ŞEHİRLİNİN YANLIŞI Sahip olmaya odaklanmak, daha büyük, daha güçlü, daha etkili varlıklar (ev, araba, yazlık...) elde etmeye çalışmak şehir insanlarında daha sık görülen yanlışlar. Bu durum ekonomik kaygıları, iş güvensizliklerini, iç çatışmaları, zorlamaları da beraberinde getiriyor.

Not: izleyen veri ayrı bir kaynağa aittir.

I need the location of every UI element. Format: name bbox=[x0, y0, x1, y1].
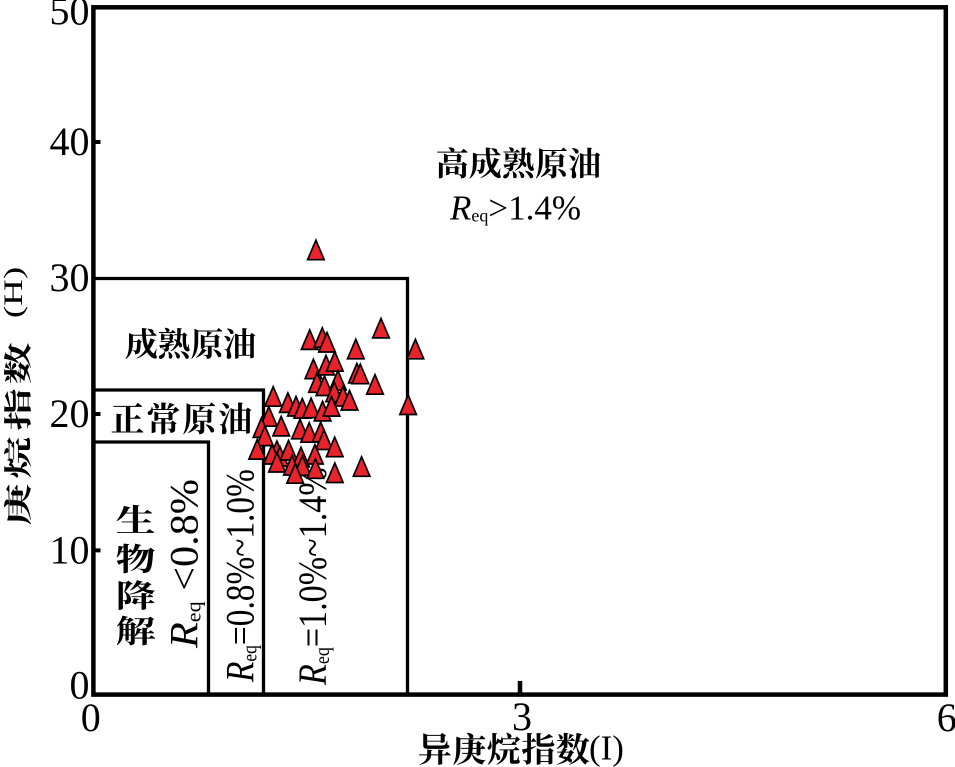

ÇÖZÜLEN BAĞLAR Ekonomik krizler, piyasa şartlarında belirsiz gelgitler yorgunluğu kolaylaştırıyor. Şehirler paylaşımı zorlaştırıyor. Çoğu insan bırakın aile bireyleriyle bir araya gelmeyi, çoğu aile alt kat komşusuyla bile tanışmıyor. Aidiyet duygusu da zayıflıyor. Bu durum bir süre sonra manevi bağların yavaş yavaş çözülmesine, yalnızlığın derinleşmesine, boşluk hissinin belirginleşmesine neden oluyor. Uzmanlara göre, bütün bunların yarattığı endişe, korku, güvensizlik, hoşgörüsüzlük, kıskançlık şehirlerde yorgunluğu ciddi bir sağlık sorunu haline getiriyor.

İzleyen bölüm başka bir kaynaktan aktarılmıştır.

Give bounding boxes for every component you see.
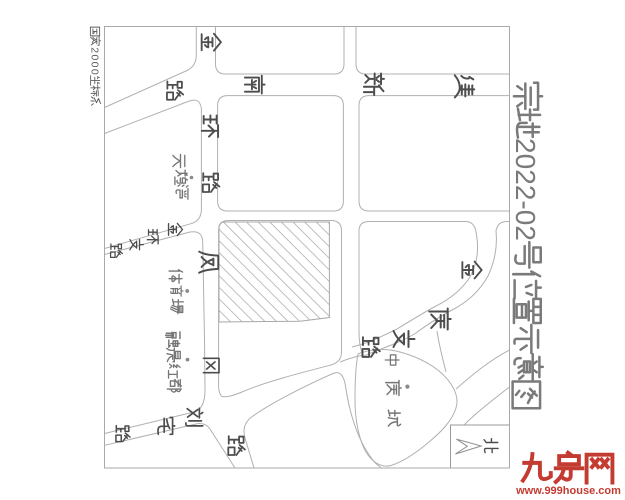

DAHA ÇOK ÇALIŞMA Şehirde yaşayanlar daha çok çalışıyor. İşe daha erken gitmek, işten daha geç çıkmak, gece mesailerine daha sık kalmak gerekebiliyor. İş ile ilişkisiz olarak geç yatma alışkanlığı da önemli bir faktör. Şehirliler televizyon, bilgisayar karşısında daha uzun saatler geçiriyor, yatağa daha geç giriyor.
TRAFİK BAĞIMLISI Şehir insanlarını beslenme problemleri de yoruyor! Öğün atlamak, fast food beslenmek, kilo almak ki bunların hepsi yorgunluk nedenleri ve şehirlilerde sık görülüyor. Hareketsizlik de önemli bir faktör. Şehir insanı yürümüyor, merdiven çıkmıyor, dolaşmıyor, gezmiyor. Ayrıca trafik özellikle bazı şehirlerde bir "yorgunluk makinesi"ne dönüşüyor. Günün neredeyse 2-3 saati trafikte geçiriliyor. Trafikte daha çok egzoz dumanı alınıyor ve stres yaşanıyor.
NE YAPMALI
Biraz daha olumlu düşünmeye, olumlu bakmaya, hoşgörülü, affedici olmaya çalışın. Bizden mutlaka bir ilaç istiyorsanız öncelikli tavsiyemiz yine doğal bir destektir. Bu desteğin adı "huzur"dur. Geçici mutluluk arayışlarından çok, kalıcı bir huzura odaklanın. "Huzur tabletleri"nden sabah, öğlen, akşam, hatta yatarken yani hiç ara vermeden günde 4 kez alın. Bu tabletlerin sizi sadece yorgunluktan değil, mide, bağırsak şikayetlerinden, kaşıntı ve cilt döküntülerinden, uyku problemlerinden, hatta kalp hastalığı, tansiyon, şeker ve kanserden korumada bile işe yarayacağından kuşku duymayın. Biraz yavaşlayın, hayatı ve huzuru ıskalamayın!